Citizenship implicates a multitude of civil rights – voting, employment, education, housing, travel, and healthcare. One could argue that creating a population of second-class individuals without the benefits of citizenship would consequently inhibit productive contributions to their society.
Given the growing population of Turks in Germany, a new law was passed in 2000 that allowed children born in Germany to foreign parents to receive two passports. However, before the age of 23, the individual must select one citizenship over the other. Germany does not allow dual citizenship to these individuals. There are roughly a half-million of these cases, two-thirds of which are for children of Turkish descent.
One could easily see why following Jus Soli is a major step in ensuring that a country’s immigrant population becomes valuable contributing members of a nation.
People either believe that nationhood is a group of people bonded together by ancestry or they believe that people are bonded together by where they are located and by the ideas that they share.
I am not naïve to the fact that Jus Soil promotes illegal immigration to a degree. As I said earlier, the U.S. and Canada are the only developed nations that still follow the practice of Jus Soli. The UK ended the practice in 1983; Australia, 1986; India, 1987; Malta, 1989; Ireland, 2004; New Zealand, 2006; Dominican Republic, 2010.

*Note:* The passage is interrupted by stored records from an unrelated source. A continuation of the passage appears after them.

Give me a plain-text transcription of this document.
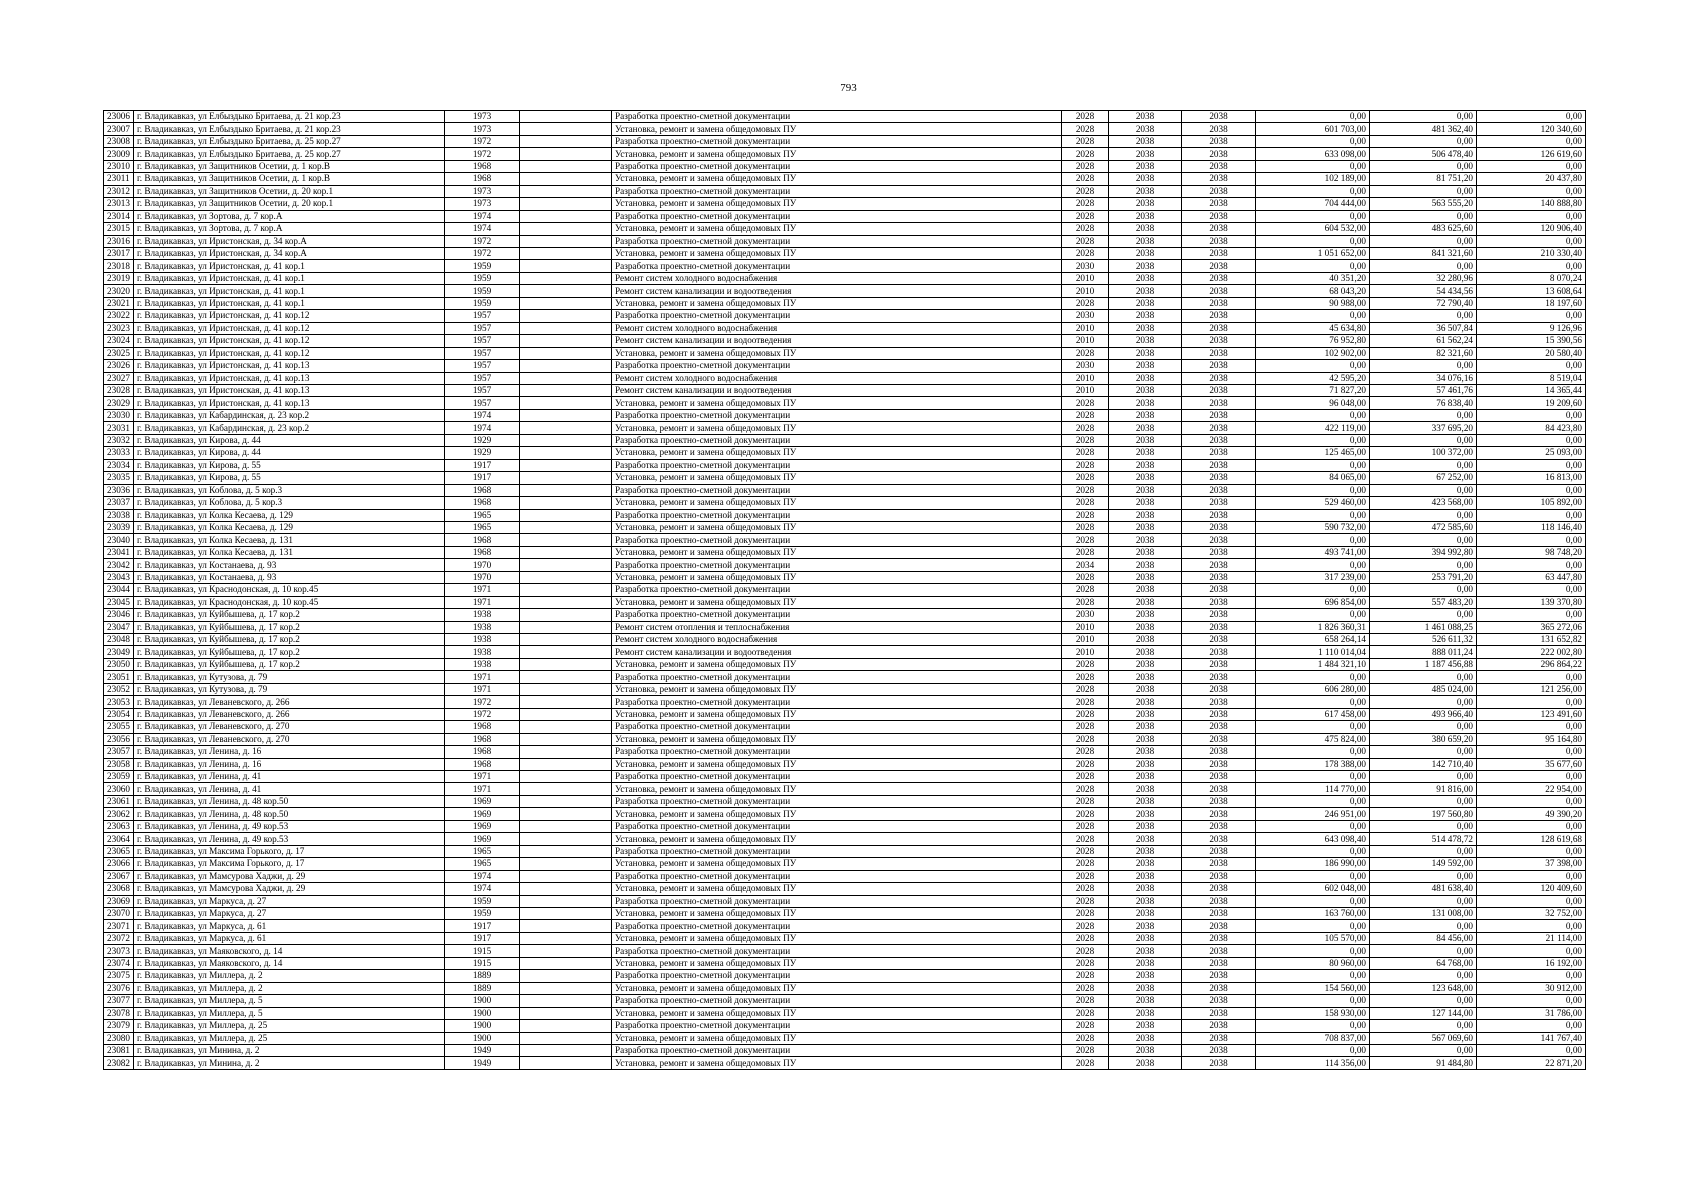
793
23006	г. Владикавказ, ул Елбыздыко Бритаева, д. 21 кор.23	1973		Разработка проектно-сметной документации	2028	2038	2038	0,00	0,00	0,00
23007	г. Владикавказ, ул Елбыздыко Бритаева, д. 21 кор.23	1973		Установка, ремонт и замена общедомовых ПУ	2028	2038	2038	601 703,00	481 362,40	120 340,60
23008	г. Владикавказ, ул Елбыздыко Бритаева, д. 25 кор.27	1972		Разработка проектно-сметной документации	2028	2038	2038	0,00	0,00	0,00
23009	г. Владикавказ, ул Елбыздыко Бритаева, д. 25 кор.27	1972		Установка, ремонт и замена общедомовых ПУ	2028	2038	2038	633 098,00	506 478,40	126 619,60
23010	г. Владикавказ, ул Защитников Осетии, д. 1 кор.В	1968		Разработка проектно-сметной документации	2028	2038	2038	0,00	0,00	0,00
23011	г. Владикавказ, ул Защитников Осетии, д. 1 кор.В	1968		Установка, ремонт и замена общедомовых ПУ	2028	2038	2038	102 189,00	81 751,20	20 437,80
23012	г. Владикавказ, ул Защитников Осетии, д. 20 кор.1	1973		Разработка проектно-сметной документации	2028	2038	2038	0,00	0,00	0,00
23013	г. Владикавказ, ул Защитников Осетии, д. 20 кор.1	1973		Установка, ремонт и замена общедомовых ПУ	2028	2038	2038	704 444,00	563 555,20	140 888,80
23014	г. Владикавказ, ул Зортова, д. 7 кор.А	1974		Разработка проектно-сметной документации	2028	2038	2038	0,00	0,00	0,00
23015	г. Владикавказ, ул Зортова, д. 7 кор.А	1974		Установка, ремонт и замена общедомовых ПУ	2028	2038	2038	604 532,00	483 625,60	120 906,40
23016	г. Владикавказ, ул Иристонская, д. 34 кор.А	1972		Разработка проектно-сметной документации	2028	2038	2038	0,00	0,00	0,00
23017	г. Владикавказ, ул Иристонская, д. 34 кор.А	1972		Установка, ремонт и замена общедомовых ПУ	2028	2038	2038	1 051 652,00	841 321,60	210 330,40
23018	г. Владикавказ, ул Иристонская, д. 41 кор.1	1959		Разработка проектно-сметной документации	2030	2038	2038	0,00	0,00	0,00
23019	г. Владикавказ, ул Иристонская, д. 41 кор.1	1959		Ремонт систем холодного водоснабжения	2010	2038	2038	40 351,20	32 280,96	8 070,24
23020	г. Владикавказ, ул Иристонская, д. 41 кор.1	1959		Ремонт систем канализации и водоотведения	2010	2038	2038	68 043,20	54 434,56	13 608,64
23021	г. Владикавказ, ул Иристонская, д. 41 кор.1	1959		Установка, ремонт и замена общедомовых ПУ	2028	2038	2038	90 988,00	72 790,40	18 197,60
23022	г. Владикавказ, ул Иристонская, д. 41 кор.12	1957		Разработка проектно-сметной документации	2030	2038	2038	0,00	0,00	0,00
23023	г. Владикавказ, ул Иристонская, д. 41 кор.12	1957		Ремонт систем холодного водоснабжения	2010	2038	2038	45 634,80	36 507,84	9 126,96
23024	г. Владикавказ, ул Иристонская, д. 41 кор.12	1957		Ремонт систем канализации и водоотведения	2010	2038	2038	76 952,80	61 562,24	15 390,56
23025	г. Владикавказ, ул Иристонская, д. 41 кор.12	1957		Установка, ремонт и замена общедомовых ПУ	2028	2038	2038	102 902,00	82 321,60	20 580,40
23026	г. Владикавказ, ул Иристонская, д. 41 кор.13	1957		Разработка проектно-сметной документации	2030	2038	2038	0,00	0,00	0,00
23027	г. Владикавказ, ул Иристонская, д. 41 кор.13	1957		Ремонт систем холодного водоснабжения	2010	2038	2038	42 595,20	34 076,16	8 519,04
23028	г. Владикавказ, ул Иристонская, д. 41 кор.13	1957		Ремонт систем канализации и водоотведения	2010	2038	2038	71 827,20	57 461,76	14 365,44
23029	г. Владикавказ, ул Иристонская, д. 41 кор.13	1957		Установка, ремонт и замена общедомовых ПУ	2028	2038	2038	96 048,00	76 838,40	19 209,60
23030	г. Владикавказ, ул Кабардинская, д. 23 кор.2	1974		Разработка проектно-сметной документации	2028	2038	2038	0,00	0,00	0,00
23031	г. Владикавказ, ул Кабардинская, д. 23 кор.2	1974		Установка, ремонт и замена общедомовых ПУ	2028	2038	2038	422 119,00	337 695,20	84 423,80
23032	г. Владикавказ, ул Кирова, д. 44	1929		Разработка проектно-сметной документации	2028	2038	2038	0,00	0,00	0,00
23033	г. Владикавказ, ул Кирова, д. 44	1929		Установка, ремонт и замена общедомовых ПУ	2028	2038	2038	125 465,00	100 372,00	25 093,00
23034	г. Владикавказ, ул Кирова, д. 55	1917		Разработка проектно-сметной документации	2028	2038	2038	0,00	0,00	0,00
23035	г. Владикавказ, ул Кирова, д. 55	1917		Установка, ремонт и замена общедомовых ПУ	2028	2038	2038	84 065,00	67 252,00	16 813,00
23036	г. Владикавказ, ул Коблова, д. 5 кор.3	1968		Разработка проектно-сметной документации	2028	2038	2038	0,00	0,00	0,00
23037	г. Владикавказ, ул Коблова, д. 5 кор.3	1968		Установка, ремонт и замена общедомовых ПУ	2028	2038	2038	529 460,00	423 568,00	105 892,00
23038	г. Владикавказ, ул Колка Кесаева, д. 129	1965		Разработка проектно-сметной документации	2028	2038	2038	0,00	0,00	0,00
23039	г. Владикавказ, ул Колка Кесаева, д. 129	1965		Установка, ремонт и замена общедомовых ПУ	2028	2038	2038	590 732,00	472 585,60	118 146,40
23040	г. Владикавказ, ул Колка Кесаева, д. 131	1968		Разработка проектно-сметной документации	2028	2038	2038	0,00	0,00	0,00
23041	г. Владикавказ, ул Колка Кесаева, д. 131	1968		Установка, ремонт и замена общедомовых ПУ	2028	2038	2038	493 741,00	394 992,80	98 748,20
23042	г. Владикавказ, ул Костанаева, д. 93	1970		Разработка проектно-сметной документации	2034	2038	2038	0,00	0,00	0,00
23043	г. Владикавказ, ул Костанаева, д. 93	1970		Установка, ремонт и замена общедомовых ПУ	2028	2038	2038	317 239,00	253 791,20	63 447,80
23044	г. Владикавказ, ул Краснодонская, д. 10 кор.45	1971		Разработка проектно-сметной документации	2028	2038	2038	0,00	0,00	0,00
23045	г. Владикавказ, ул Краснодонская, д. 10 кор.45	1971		Установка, ремонт и замена общедомовых ПУ	2028	2038	2038	696 854,00	557 483,20	139 370,80
23046	г. Владикавказ, ул Куйбышева, д. 17 кор.2	1938		Разработка проектно-сметной документации	2030	2038	2038	0,00	0,00	0,00
23047	г. Владикавказ, ул Куйбышева, д. 17 кор.2	1938		Ремонт систем отопления и теплоснабжения	2010	2038	2038	1 826 360,31	1 461 088,25	365 272,06
23048	г. Владикавказ, ул Куйбышева, д. 17 кор.2	1938		Ремонт систем холодного водоснабжения	2010	2038	2038	658 264,14	526 611,32	131 652,82
23049	г. Владикавказ, ул Куйбышева, д. 17 кор.2	1938		Ремонт систем канализации и водоотведения	2010	2038	2038	1 110 014,04	888 011,24	222 002,80
23050	г. Владикавказ, ул Куйбышева, д. 17 кор.2	1938		Установка, ремонт и замена общедомовых ПУ	2028	2038	2038	1 484 321,10	1 187 456,88	296 864,22
23051	г. Владикавказ, ул Кутузова, д. 79	1971		Разработка проектно-сметной документации	2028	2038	2038	0,00	0,00	0,00
23052	г. Владикавказ, ул Кутузова, д. 79	1971		Установка, ремонт и замена общедомовых ПУ	2028	2038	2038	606 280,00	485 024,00	121 256,00
23053	г. Владикавказ, ул Леваневского, д. 266	1972		Разработка проектно-сметной документации	2028	2038	2038	0,00	0,00	0,00
23054	г. Владикавказ, ул Леваневского, д. 266	1972		Установка, ремонт и замена общедомовых ПУ	2028	2038	2038	617 458,00	493 966,40	123 491,60
23055	г. Владикавказ, ул Леваневского, д. 270	1968		Разработка проектно-сметной документации	2028	2038	2038	0,00	0,00	0,00
23056	г. Владикавказ, ул Леваневского, д. 270	1968		Установка, ремонт и замена общедомовых ПУ	2028	2038	2038	475 824,00	380 659,20	95 164,80
23057	г. Владикавказ, ул Ленина, д. 16	1968		Разработка проектно-сметной документации	2028	2038	2038	0,00	0,00	0,00
23058	г. Владикавказ, ул Ленина, д. 16	1968		Установка, ремонт и замена общедомовых ПУ	2028	2038	2038	178 388,00	142 710,40	35 677,60
23059	г. Владикавказ, ул Ленина, д. 41	1971		Разработка проектно-сметной документации	2028	2038	2038	0,00	0,00	0,00
23060	г. Владикавказ, ул Ленина, д. 41	1971		Установка, ремонт и замена общедомовых ПУ	2028	2038	2038	114 770,00	91 816,00	22 954,00
23061	г. Владикавказ, ул Ленина, д. 48 кор.50	1969		Разработка проектно-сметной документации	2028	2038	2038	0,00	0,00	0,00
23062	г. Владикавказ, ул Ленина, д. 48 кор.50	1969		Установка, ремонт и замена общедомовых ПУ	2028	2038	2038	246 951,00	197 560,80	49 390,20
23063	г. Владикавказ, ул Ленина, д. 49 кор.53	1969		Разработка проектно-сметной документации	2028	2038	2038	0,00	0,00	0,00
23064	г. Владикавказ, ул Ленина, д. 49 кор.53	1969		Установка, ремонт и замена общедомовых ПУ	2028	2038	2038	643 098,40	514 478,72	128 619,68
23065	г. Владикавказ, ул Максима Горького, д. 17	1965		Разработка проектно-сметной документации	2028	2038	2038	0,00	0,00	0,00
23066	г. Владикавказ, ул Максима Горького, д. 17	1965		Установка, ремонт и замена общедомовых ПУ	2028	2038	2038	186 990,00	149 592,00	37 398,00
23067	г. Владикавказ, ул Мамсурова Хаджи, д. 29	1974		Разработка проектно-сметной документации	2028	2038	2038	0,00	0,00	0,00
23068	г. Владикавказ, ул Мамсурова Хаджи, д. 29	1974		Установка, ремонт и замена общедомовых ПУ	2028	2038	2038	602 048,00	481 638,40	120 409,60
23069	г. Владикавказ, ул Маркуса, д. 27	1959		Разработка проектно-сметной документации	2028	2038	2038	0,00	0,00	0,00
23070	г. Владикавказ, ул Маркуса, д. 27	1959		Установка, ремонт и замена общедомовых ПУ	2028	2038	2038	163 760,00	131 008,00	32 752,00
23071	г. Владикавказ, ул Маркуса, д. 61	1917		Разработка проектно-сметной документации	2028	2038	2038	0,00	0,00	0,00
23072	г. Владикавказ, ул Маркуса, д. 61	1917		Установка, ремонт и замена общедомовых ПУ	2028	2038	2038	105 570,00	84 456,00	21 114,00
23073	г. Владикавказ, ул Маяковского, д. 14	1915		Разработка проектно-сметной документации	2028	2038	2038	0,00	0,00	0,00
23074	г. Владикавказ, ул Маяковского, д. 14	1915		Установка, ремонт и замена общедомовых ПУ	2028	2038	2038	80 960,00	64 768,00	16 192,00
23075	г. Владикавказ, ул Миллера, д. 2	1889		Разработка проектно-сметной документации	2028	2038	2038	0,00	0,00	0,00
23076	г. Владикавказ, ул Миллера, д. 2	1889		Установка, ремонт и замена общедомовых ПУ	2028	2038	2038	154 560,00	123 648,00	30 912,00
23077	г. Владикавказ, ул Миллера, д. 5	1900		Разработка проектно-сметной документации	2028	2038	2038	0,00	0,00	0,00
23078	г. Владикавказ, ул Миллера, д. 5	1900		Установка, ремонт и замена общедомовых ПУ	2028	2038	2038	158 930,00	127 144,00	31 786,00
23079	г. Владикавказ, ул Миллера, д. 25	1900		Разработка проектно-сметной документации	2028	2038	2038	0,00	0,00	0,00
23080	г. Владикавказ, ул Миллера, д. 25	1900		Установка, ремонт и замена общедомовых ПУ	2028	2038	2038	708 837,00	567 069,60	141 767,40
23081	г. Владикавказ, ул Минина, д. 2	1949		Разработка проектно-сметной документации	2028	2038	2038	0,00	0,00	0,00
23082	г. Владикавказ, ул Минина, д. 2	1949		Установка, ремонт и замена общедомовых ПУ	2028	2038	2038	114 356,00	91 484,80	22 871,20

The reasons countries have ended Jus Soli are diverse, but they have resulted from concerns that are similar to those of the United States. Increased illegal immigration is the main factor. This was well documented in the case of Ireland, which was the last country to allow citizenship by birth in the EU. This causes flocks of women to Ireland to birth their children, allowing the child to receive an EU passport. In 2004, 79% of the population voted to end automatic citizenship by birth.
Today, your passport may be valuable and allow you all the benefits you need at the moment, but preparing for the future should always entail a back-up plan. Having a second passport is quickly becoming one of the top priorities for individuals preparing for whatever comes next.
I can personally tell you that I am working towards getting my EU passport, which I hope to have by the time I am 33. Once I receive that, I will most likely immediately start working to get a third.
No, I am not a doomsday type person who believes the U.S. is going to crumble. I am just an avid traveler and understand the privileges one receives by being a citizen. Therefore, I put extremely high value on gaining citizenships in countries that I may want to spend long periods of time in.
I am currently researching my ancestry to see if I qualify for citizenship from any distant relatives. A little bit of research can go a long way here. This is probably the quickest and cheapest way to get a second passport… other than marriage, but let’s save that for another day.